Video blogger Hank Green stated the social network intentionally exaggerated how many people view videos on Facebook and how they were unable to prevent video piracy.

Facebook came out to defend themselves for way they handle video content after Green’s criticism. The social media site said they handle intellectual property rights “very seriously”. But little is done by Facebook to reassure to content creators.

The popular Youtuber Hank Green has more than 2.6 million followers. On his blog Green said although Facebook was an “interesting” platform for video, the social network had “fundamentally devalued” videos by exaggerating views. 

In April, Facebook said it achieved up to four billion video views daily whilst YouTube claims they get “billions of views” by 1 billion users each day and Snapchat said they receive more than 3 billion,  But Green opposed Facebook’s statistics saying they counted a video as viewed just after three seconds after it was published unlike YouTube who wait 30 seconds.

Green wrote that “this might seem a little like this is a victimless crime, but it fundamentally devalues the #1 metric of online video. The view is the thing that everyone talks about and it’s the thing creators sell to advertisers in order to make a living.”

Yotube star Hank Green has some harsh words for Facebook

Green also said that Facebook stole content from other sites and made money from it. In June, advertising agency Ogilvy discovered that 73% of the most popular videos on Zuckerberg’s site had been taken from other websites, accounting for 17 billion views.

Green said it was “inexcusable” that Facebook had not developed an efficient system to spot when videos had been stolen and re-uploaded, a process known as freebooting.

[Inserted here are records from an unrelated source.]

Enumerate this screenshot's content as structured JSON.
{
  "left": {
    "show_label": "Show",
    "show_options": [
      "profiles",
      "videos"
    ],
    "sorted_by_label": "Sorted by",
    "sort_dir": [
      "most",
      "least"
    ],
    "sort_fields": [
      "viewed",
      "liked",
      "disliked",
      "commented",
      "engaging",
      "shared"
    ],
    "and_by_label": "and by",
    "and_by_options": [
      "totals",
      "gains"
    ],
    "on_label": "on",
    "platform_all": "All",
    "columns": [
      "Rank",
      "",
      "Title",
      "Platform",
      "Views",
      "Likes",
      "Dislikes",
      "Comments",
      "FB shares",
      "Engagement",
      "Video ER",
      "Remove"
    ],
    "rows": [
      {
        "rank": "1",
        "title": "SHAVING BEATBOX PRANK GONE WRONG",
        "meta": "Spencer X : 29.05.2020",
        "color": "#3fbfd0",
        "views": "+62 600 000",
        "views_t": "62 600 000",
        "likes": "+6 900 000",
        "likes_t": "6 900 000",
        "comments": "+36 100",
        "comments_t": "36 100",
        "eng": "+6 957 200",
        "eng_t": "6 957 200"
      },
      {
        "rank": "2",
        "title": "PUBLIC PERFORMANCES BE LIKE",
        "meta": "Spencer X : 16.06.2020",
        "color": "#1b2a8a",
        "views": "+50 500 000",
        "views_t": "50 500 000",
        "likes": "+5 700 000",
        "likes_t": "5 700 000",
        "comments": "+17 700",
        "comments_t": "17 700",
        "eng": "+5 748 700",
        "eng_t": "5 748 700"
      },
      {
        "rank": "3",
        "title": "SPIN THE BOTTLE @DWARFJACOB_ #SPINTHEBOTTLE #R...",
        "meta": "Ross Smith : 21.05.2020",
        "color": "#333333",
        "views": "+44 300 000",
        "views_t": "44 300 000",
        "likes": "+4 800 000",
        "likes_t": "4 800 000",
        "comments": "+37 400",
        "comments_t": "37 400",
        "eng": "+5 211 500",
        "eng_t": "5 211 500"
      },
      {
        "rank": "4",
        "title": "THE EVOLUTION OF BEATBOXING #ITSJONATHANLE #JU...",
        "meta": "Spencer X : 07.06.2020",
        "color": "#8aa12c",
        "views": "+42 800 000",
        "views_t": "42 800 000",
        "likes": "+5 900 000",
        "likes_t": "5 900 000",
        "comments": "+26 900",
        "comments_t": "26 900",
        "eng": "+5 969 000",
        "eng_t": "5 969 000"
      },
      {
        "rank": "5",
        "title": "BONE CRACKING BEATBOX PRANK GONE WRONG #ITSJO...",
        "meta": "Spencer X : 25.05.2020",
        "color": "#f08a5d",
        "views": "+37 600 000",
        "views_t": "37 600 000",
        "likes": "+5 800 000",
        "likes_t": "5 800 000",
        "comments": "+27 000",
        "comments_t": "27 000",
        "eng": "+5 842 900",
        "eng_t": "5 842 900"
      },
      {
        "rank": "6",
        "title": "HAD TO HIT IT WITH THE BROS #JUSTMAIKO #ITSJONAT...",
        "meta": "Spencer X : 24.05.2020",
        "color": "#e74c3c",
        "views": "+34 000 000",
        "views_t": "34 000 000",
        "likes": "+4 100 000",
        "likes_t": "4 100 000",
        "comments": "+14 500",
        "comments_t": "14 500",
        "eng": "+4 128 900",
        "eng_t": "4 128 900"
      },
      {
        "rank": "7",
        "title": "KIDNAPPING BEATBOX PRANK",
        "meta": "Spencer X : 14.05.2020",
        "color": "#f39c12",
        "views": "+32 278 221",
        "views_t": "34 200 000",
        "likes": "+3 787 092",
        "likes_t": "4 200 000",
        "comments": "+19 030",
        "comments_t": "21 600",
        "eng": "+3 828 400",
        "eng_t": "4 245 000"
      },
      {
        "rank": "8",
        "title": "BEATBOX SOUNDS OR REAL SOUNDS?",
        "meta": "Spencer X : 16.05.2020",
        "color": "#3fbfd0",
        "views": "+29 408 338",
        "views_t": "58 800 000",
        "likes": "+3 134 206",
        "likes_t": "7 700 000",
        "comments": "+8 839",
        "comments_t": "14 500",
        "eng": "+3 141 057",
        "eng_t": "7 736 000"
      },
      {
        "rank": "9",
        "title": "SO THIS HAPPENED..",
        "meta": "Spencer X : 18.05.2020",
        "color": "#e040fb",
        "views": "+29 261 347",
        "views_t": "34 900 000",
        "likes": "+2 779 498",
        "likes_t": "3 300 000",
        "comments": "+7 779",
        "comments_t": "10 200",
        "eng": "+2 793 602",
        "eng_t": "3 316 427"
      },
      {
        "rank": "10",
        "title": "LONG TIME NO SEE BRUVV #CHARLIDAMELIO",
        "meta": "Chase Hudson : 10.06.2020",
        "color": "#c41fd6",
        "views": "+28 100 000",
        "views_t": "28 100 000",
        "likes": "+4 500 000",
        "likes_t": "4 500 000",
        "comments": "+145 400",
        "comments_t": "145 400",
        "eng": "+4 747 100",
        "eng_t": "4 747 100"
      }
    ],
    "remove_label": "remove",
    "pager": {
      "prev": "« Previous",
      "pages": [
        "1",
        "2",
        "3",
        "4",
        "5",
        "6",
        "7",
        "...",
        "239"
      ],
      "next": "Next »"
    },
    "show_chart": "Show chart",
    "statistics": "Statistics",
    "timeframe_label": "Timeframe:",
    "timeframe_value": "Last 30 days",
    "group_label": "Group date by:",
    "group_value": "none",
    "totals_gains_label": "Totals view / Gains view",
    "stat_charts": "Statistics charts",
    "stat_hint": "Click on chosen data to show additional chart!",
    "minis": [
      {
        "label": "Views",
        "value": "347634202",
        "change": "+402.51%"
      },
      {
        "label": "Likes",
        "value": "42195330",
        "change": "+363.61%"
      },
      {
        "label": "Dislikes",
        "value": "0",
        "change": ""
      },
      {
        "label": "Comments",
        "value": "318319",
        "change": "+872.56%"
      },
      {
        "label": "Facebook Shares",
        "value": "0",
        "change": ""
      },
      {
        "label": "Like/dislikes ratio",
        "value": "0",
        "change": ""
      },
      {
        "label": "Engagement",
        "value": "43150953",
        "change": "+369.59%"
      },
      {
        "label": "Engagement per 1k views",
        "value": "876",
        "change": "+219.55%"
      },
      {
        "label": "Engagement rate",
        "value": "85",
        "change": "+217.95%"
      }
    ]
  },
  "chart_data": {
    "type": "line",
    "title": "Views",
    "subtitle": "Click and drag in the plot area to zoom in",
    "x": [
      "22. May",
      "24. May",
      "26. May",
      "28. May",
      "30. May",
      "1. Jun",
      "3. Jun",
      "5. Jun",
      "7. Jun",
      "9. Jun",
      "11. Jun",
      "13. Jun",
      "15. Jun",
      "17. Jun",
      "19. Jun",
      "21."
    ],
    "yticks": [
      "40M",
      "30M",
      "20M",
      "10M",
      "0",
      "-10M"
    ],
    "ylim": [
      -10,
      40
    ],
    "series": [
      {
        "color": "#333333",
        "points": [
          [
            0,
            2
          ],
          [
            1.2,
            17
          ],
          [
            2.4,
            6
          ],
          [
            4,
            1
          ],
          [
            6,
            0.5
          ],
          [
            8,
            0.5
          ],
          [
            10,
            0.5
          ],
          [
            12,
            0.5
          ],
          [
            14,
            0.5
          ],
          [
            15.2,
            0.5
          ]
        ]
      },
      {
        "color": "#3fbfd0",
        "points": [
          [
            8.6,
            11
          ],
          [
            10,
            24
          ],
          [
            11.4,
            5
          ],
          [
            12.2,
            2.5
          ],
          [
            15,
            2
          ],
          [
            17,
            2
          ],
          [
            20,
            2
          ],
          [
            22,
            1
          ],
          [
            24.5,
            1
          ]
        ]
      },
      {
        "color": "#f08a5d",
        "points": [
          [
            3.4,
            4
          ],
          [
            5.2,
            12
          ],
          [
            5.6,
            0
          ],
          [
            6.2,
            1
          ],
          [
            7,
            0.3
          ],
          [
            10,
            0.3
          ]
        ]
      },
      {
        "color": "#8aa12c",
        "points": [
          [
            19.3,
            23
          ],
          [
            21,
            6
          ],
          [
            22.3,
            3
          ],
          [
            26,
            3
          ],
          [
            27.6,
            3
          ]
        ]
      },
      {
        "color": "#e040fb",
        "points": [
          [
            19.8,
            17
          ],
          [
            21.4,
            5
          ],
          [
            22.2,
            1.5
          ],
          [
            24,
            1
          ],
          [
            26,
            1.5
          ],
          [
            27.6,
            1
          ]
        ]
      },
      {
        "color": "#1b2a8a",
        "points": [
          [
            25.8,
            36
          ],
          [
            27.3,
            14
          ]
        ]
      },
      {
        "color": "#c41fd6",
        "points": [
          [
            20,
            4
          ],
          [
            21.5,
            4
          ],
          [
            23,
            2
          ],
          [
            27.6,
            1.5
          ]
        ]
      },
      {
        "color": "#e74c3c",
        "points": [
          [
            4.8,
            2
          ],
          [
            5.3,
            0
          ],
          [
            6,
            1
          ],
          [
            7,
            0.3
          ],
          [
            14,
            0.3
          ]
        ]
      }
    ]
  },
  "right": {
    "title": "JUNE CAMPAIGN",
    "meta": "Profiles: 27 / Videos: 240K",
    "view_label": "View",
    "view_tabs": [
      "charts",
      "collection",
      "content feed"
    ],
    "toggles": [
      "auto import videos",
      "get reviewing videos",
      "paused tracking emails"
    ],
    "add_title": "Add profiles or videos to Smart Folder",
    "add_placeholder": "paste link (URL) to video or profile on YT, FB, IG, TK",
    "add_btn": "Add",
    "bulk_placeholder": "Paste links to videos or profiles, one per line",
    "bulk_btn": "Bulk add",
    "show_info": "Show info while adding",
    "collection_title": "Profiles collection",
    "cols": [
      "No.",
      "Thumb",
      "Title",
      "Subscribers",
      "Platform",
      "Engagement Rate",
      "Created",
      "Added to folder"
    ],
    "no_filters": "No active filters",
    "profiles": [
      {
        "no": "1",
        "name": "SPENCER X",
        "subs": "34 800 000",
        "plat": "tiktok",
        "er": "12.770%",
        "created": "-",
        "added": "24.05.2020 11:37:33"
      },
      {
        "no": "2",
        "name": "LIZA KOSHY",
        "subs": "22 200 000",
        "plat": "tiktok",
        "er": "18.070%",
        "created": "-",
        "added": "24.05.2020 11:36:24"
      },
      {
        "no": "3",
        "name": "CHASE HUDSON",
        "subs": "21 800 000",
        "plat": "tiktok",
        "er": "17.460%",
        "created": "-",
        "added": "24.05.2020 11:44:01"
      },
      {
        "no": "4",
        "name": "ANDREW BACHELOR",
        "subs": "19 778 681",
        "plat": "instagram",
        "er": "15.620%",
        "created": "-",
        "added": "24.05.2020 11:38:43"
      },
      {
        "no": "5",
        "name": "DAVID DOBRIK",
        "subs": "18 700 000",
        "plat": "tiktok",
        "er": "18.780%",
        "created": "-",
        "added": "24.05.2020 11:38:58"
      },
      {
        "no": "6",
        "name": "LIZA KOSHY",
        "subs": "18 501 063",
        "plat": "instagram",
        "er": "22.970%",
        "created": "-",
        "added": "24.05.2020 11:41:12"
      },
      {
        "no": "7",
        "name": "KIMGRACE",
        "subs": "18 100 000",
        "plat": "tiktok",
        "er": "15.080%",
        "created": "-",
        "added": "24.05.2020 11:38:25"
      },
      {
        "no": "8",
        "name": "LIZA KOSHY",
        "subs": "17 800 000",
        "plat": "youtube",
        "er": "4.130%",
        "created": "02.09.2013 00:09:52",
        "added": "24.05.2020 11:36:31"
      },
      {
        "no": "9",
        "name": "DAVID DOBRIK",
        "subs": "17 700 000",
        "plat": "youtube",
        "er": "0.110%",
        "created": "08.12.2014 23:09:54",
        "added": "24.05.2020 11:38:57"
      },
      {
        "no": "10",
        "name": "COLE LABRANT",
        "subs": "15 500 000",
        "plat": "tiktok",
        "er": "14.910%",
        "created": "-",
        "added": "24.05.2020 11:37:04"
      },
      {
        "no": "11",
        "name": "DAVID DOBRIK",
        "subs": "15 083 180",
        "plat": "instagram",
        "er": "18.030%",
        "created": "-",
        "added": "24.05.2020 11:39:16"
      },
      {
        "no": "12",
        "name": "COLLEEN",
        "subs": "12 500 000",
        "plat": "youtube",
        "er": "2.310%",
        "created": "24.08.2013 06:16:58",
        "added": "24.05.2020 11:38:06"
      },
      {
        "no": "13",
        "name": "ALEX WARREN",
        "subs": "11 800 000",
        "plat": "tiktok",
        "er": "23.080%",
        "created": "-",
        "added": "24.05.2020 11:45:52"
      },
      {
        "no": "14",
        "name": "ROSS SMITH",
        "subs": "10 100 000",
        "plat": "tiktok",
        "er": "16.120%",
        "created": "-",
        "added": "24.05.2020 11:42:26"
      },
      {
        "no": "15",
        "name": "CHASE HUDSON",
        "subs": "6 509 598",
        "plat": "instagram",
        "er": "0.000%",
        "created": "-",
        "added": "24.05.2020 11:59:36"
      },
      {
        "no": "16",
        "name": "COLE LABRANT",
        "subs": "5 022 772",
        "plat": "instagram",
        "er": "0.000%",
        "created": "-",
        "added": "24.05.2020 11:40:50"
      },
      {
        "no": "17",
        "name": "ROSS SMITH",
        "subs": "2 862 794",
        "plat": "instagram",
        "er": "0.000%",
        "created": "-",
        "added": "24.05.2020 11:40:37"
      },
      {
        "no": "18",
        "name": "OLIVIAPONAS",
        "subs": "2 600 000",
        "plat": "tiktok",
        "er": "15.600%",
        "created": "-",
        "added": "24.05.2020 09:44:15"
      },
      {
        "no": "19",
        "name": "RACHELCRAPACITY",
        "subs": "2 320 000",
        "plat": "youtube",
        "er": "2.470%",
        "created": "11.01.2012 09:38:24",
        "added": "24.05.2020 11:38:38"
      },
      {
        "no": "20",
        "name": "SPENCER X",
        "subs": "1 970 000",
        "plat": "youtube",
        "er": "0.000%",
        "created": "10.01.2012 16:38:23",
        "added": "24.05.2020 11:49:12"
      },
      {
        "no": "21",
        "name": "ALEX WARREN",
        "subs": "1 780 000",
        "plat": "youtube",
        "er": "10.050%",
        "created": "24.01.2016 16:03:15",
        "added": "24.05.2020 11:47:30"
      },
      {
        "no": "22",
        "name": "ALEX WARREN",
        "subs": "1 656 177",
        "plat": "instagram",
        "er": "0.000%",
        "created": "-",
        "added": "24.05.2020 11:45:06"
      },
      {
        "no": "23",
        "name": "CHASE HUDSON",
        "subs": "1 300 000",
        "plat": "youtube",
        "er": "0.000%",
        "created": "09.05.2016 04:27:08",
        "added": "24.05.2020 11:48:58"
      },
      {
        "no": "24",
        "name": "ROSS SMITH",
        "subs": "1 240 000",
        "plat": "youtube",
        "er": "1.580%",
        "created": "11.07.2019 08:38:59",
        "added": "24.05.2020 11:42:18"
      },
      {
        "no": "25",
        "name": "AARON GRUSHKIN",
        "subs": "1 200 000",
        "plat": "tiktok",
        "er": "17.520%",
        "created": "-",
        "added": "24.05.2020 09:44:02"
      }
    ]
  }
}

Facebook said they wanted to “create a sustainable video ecosystem that works well for everyone”. The company’s product manager Matt Pakes said Facebook counted video views after three seconds because it showed a person’s “intent to watch”. He said the site had systems in place to detect stolen content and content owners could “report” freebooting. “We’re actively exploring further solutions,” said Mr Pakes. “This is a significant technical challenge at our scale, but we have a team working on it and expect to have more to share later this summer.”